A promising way to find out how isolated aspects are important for the whole behaviour is to build a robot or a simulation of an agent and see how people react to them. Computer scientists Stefan Kopp and Timo Sowa (both Bielefeld) reported on how they provided the artificial agent Max with the capability to imitate natural gestures presented by a human demonstrator which is one step on the way to build a competent conversational agent. Another step in this direction is taken by computer scientist Catherine Pelachaud (Paris) who described how to extract descriptions of emotions from real world data and how to implement them in a virtual embodied conversational agent.
Switching from virtual agents to real robots physicist Shuji Hashimoto (Tokyo) presented a comprehensive survey on what he calls KANSEI communication. Kansei is the Japanese word for sensibility, sensuality, and emotion. A humanoid robot, Hashimoto explained, needs physics, logic and Kansei, and gesture is one of the most direct ways to express Kansei. Toyoaki Nishida (Kyoto) drew the attention to unexpected human reactions when he demonstrated an automated chair that followed the person around in the office, and a robot that asks a human not to interrupt rudely a conversation.
Emotion is one of the most important fields where the body comes in for communication. Emotions change the whole body and thus its reaction to a situation, explained psychologist Arthur Glenberg (Wisconsin-Madison). And because emotion systems differ across the genders, creating systems capable of human-computer communication may be even harder then suspected.
Gregor Schöner (Bochum) and J. Scott Jordan (Normal, Illinois) reminded the audience of the tools it takes to formally describe human communication. They may not be found in classical mathematics but more likely in dynamic systems theory which sometime fits quite naturally to what we all seem to be: "wild cognitive systems".

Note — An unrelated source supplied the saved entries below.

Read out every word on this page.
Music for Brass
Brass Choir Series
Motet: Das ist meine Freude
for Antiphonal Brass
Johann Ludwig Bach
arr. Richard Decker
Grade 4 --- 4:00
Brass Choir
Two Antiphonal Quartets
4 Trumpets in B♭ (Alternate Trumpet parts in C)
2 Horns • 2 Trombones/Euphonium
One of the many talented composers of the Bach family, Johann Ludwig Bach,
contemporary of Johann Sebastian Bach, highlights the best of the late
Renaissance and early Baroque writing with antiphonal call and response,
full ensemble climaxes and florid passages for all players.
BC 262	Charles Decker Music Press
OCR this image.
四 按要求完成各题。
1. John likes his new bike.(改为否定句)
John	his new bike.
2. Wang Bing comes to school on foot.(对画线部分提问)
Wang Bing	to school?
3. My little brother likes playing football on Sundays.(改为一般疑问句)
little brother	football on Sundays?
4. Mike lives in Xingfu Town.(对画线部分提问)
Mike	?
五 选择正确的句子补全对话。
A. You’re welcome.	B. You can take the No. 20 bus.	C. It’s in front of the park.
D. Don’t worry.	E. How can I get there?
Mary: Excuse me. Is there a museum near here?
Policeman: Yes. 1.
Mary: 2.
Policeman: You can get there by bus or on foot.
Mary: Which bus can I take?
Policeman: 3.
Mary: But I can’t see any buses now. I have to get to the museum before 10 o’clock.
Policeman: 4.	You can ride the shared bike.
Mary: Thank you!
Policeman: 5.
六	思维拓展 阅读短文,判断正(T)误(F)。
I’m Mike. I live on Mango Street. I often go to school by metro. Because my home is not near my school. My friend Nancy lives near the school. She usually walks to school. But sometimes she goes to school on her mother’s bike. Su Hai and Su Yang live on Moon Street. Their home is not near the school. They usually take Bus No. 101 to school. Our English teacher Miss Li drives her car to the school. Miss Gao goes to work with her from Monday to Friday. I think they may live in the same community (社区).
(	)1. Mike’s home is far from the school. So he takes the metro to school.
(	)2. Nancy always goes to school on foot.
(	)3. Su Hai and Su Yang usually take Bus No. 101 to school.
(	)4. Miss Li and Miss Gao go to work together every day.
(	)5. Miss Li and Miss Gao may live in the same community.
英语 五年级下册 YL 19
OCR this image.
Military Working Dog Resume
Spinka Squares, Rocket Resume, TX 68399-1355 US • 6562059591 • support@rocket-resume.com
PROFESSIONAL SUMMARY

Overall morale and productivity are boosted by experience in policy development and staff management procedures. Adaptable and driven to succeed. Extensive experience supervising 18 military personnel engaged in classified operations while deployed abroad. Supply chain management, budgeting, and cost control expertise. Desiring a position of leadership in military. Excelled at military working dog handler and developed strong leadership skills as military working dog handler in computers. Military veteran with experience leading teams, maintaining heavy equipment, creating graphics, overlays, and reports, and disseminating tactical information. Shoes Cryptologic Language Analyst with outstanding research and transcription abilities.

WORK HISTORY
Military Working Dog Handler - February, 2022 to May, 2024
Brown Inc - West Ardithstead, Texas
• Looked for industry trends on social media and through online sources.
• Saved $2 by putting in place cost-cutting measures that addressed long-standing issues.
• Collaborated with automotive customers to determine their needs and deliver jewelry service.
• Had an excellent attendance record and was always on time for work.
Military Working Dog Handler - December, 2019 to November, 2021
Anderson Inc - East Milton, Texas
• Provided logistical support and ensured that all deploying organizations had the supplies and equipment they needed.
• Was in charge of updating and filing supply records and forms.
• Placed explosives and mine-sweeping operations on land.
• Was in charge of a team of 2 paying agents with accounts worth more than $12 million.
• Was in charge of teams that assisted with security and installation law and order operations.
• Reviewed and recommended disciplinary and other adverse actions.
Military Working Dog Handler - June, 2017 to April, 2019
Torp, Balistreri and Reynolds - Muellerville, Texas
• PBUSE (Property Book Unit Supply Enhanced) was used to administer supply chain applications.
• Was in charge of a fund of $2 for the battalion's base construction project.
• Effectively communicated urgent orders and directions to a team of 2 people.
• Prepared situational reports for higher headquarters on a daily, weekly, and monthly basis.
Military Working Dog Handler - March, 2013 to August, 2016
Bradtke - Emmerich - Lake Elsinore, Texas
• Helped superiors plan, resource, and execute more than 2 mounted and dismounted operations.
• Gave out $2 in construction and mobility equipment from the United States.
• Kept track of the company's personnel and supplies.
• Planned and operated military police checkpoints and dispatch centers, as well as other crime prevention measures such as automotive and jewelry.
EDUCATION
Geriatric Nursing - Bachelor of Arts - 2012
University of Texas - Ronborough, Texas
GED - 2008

All together communication is a highly social endeavour. This became apparent when linguists Elisabeth Ahlsén and Jens Allwood (both Göteborg) presented a theory of own communication management where turn-taking and turn-holding is analysed in face-to-face interaction. Psychologists Natalie Sebanz and Günther Knoblich (both Newark) found that the social context shapes the perception of physical objects. For instance, a box full of potatoes is rated less heavy when another person is present. Uta and Chris Frith (both London) asked a simple question that nevertheless entails most of the issues discussed in the conference: How does an idea get from my mind into yours? They suggested three principles - prediction, contagion by mirroring, and mutuality - by which the social loop in two-person interactions is closed.